Sementara, Piter Gusbager, yang merupakan wakil bupati petahana, mengatakan, pihaknya telah menyiapkan sejumlah misi utama apabila terpilih sebagai bupati Keerom. Hal itu, antara lain, percepatan ekonomi berbasis potensi unggulan, meningkatkan moda transportasi dan infrastruktur dasar, memantapkan mutu sumber daya manusia dengan wajib belajar selama 12 tahun, dan pembangunan kawasan perbatasan serta kawasan khusus.
”Semua program yang dicanangkan dalam misi kami sesuai dengan visi membawa Keerom yang inovatif, mandiri, bangkit, dan berkelanjutan,” papar Piter.

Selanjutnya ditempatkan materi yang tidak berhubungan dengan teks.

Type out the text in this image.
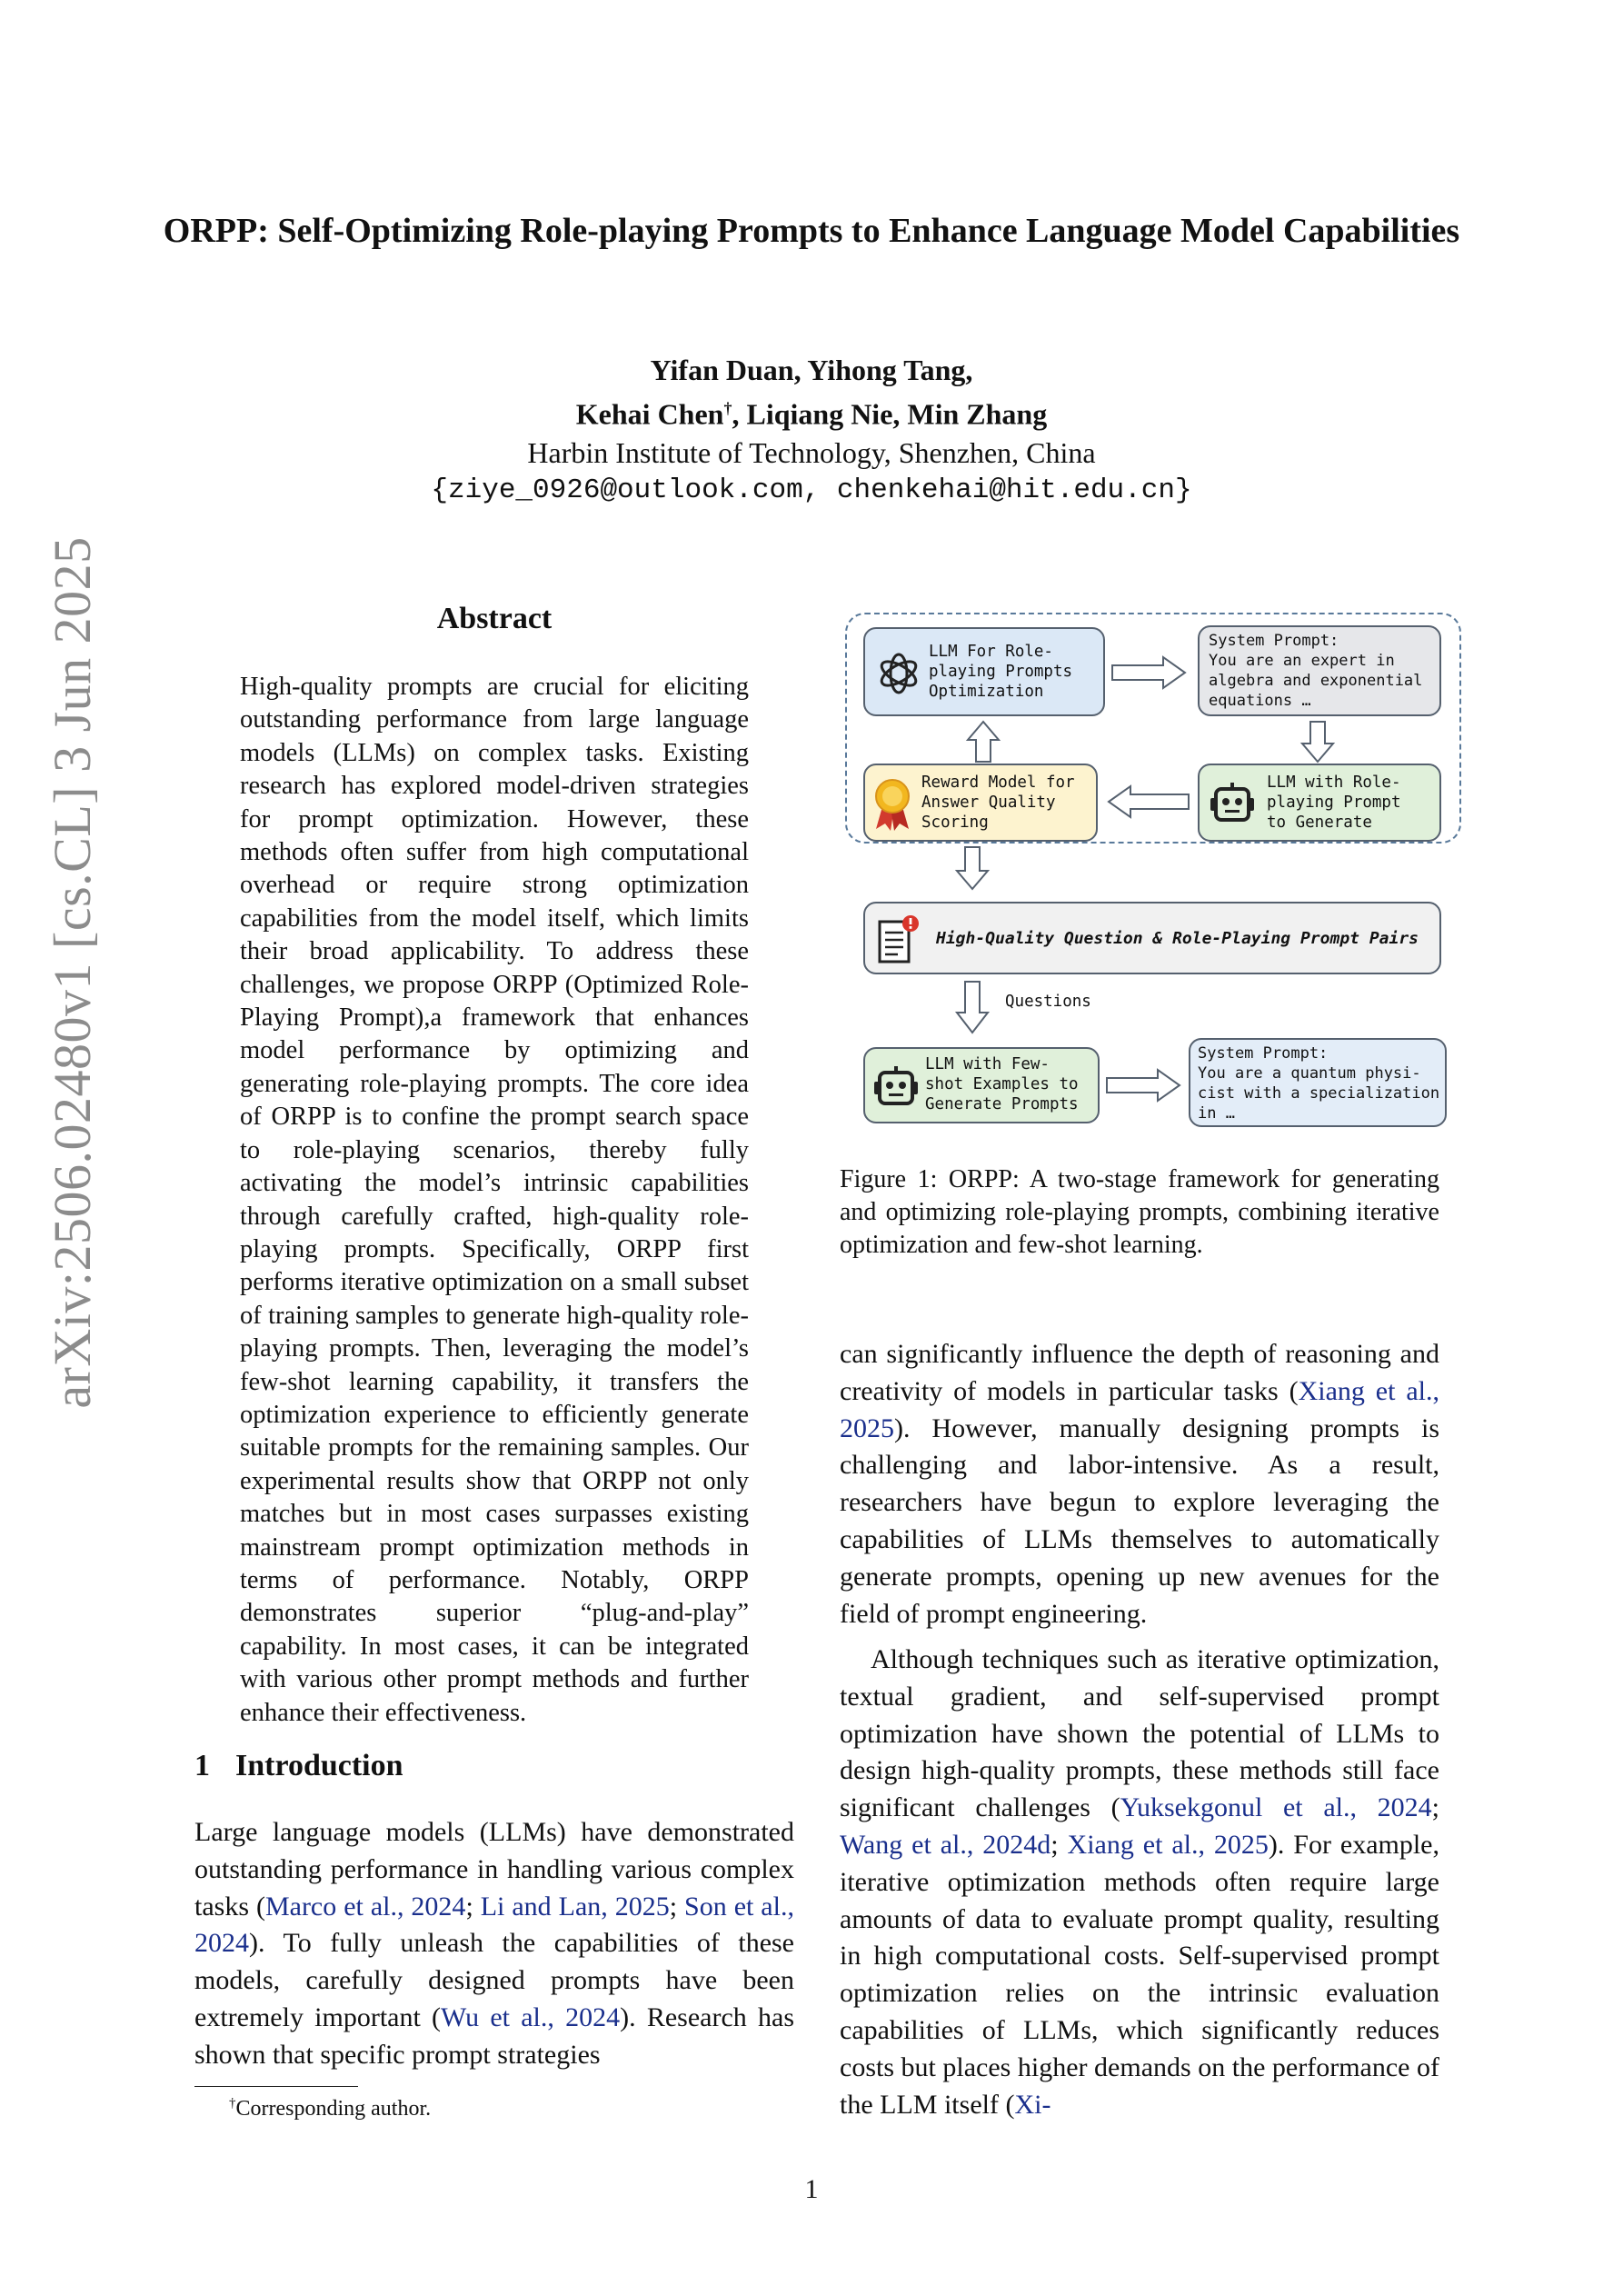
arXiv:2506.02480v1 [cs.CL] 3 Jun 2025
ORPP: Self-Optimizing Role-playing Prompts to Enhance Language Model Capabilities
Yifan Duan, Yihong Tang,
Kehai Chen†, Liqiang Nie, Min Zhang
Harbin Institute of Technology, Shenzhen, China
{ziye_0926@outlook.com, chenkehai@hit.edu.cn}
Abstract
High-quality prompts are crucial for eliciting outstanding performance from large language models (LLMs) on complex tasks. Existing research has explored model-driven strategies for prompt optimization. However, these methods often suffer from high computational overhead or require strong optimization capabilities from the model itself, which limits their broad applicability. To address these challenges, we propose ORPP (Optimized Role-Playing Prompt),a framework that enhances model performance by optimizing and generating role-playing prompts. The core idea of ORPP is to confine the prompt search space to role-playing scenarios, thereby fully activating the model’s intrinsic capabilities through carefully crafted, high-quality role-playing prompts. Specifically, ORPP first performs iterative optimization on a small subset of training samples to generate high-quality role-playing prompts. Then, leveraging the model’s few-shot learning capability, it transfers the optimization experience to efficiently generate suitable prompts for the remaining samples. Our experimental results show that ORPP not only matches but in most cases surpasses existing mainstream prompt optimization methods in terms of performance. Notably, ORPP demonstrates superior “plug-and-play” capability. In most cases, it can be integrated with various other prompt methods and further enhance their effectiveness.
1 Introduction
Large language models (LLMs) have demonstrated outstanding performance in handling various complex tasks (Marco et al., 2024; Li and Lan, 2025; Son et al., 2024). To fully unleash the capabilities of these models, carefully designed prompts have been extremely important (Wu et al., 2024). Research has shown that specific prompt strategies
†Corresponding author.
LLM For Role-
playing Prompts
Optimization
System Prompt:
You are an expert in
algebra and exponential
equations …
Reward Model for
Answer Quality
Scoring
LLM with Role-
playing Prompt
to Generate
High-Quality Question & Role-Playing Prompt Pairs
Questions
LLM with Few-
shot Examples to
Generate Prompts
System Prompt:
You are a quantum physi-
cist with a specialization
in …
Figure 1: ORPP: A two-stage framework for generating and optimizing role-playing prompts, combining iterative optimization and few-shot learning.
can significantly influence the depth of reasoning and creativity of models in particular tasks (Xiang et al., 2025). However, manually designing prompts is challenging and labor-intensive. As a result, researchers have begun to explore leveraging the capabilities of LLMs themselves to automatically generate prompts, opening up new avenues for the field of prompt engineering.
Although techniques such as iterative optimization, textual gradient, and self-supervised prompt optimization have shown the potential of LLMs to design high-quality prompts, these methods still face significant challenges (Yuksekgonul et al., 2024; Wang et al., 2024d; Xiang et al., 2025). For example, iterative optimization methods often require large amounts of data to evaluate prompt quality, resulting in high computational costs. Self-supervised prompt optimization relies on the intrinsic evaluation capabilities of LLMs, which significantly reduces costs but places higher demands on the performance of the LLM itself (Xi-
1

Hingga tulisan ini diturunkan, pasangan Yusuf Wally-Hadi Susilo maupun tim suksesnya belum merespons saat dihubungi Kompas.
Siapa pun yang terpilih nanti, masyarakat Keerom tentu berharap sang pemimpin mampu mengangkat kesejahteraan mereka. Ini pula yang diharapkan dapat memupus semua sumbu konflik.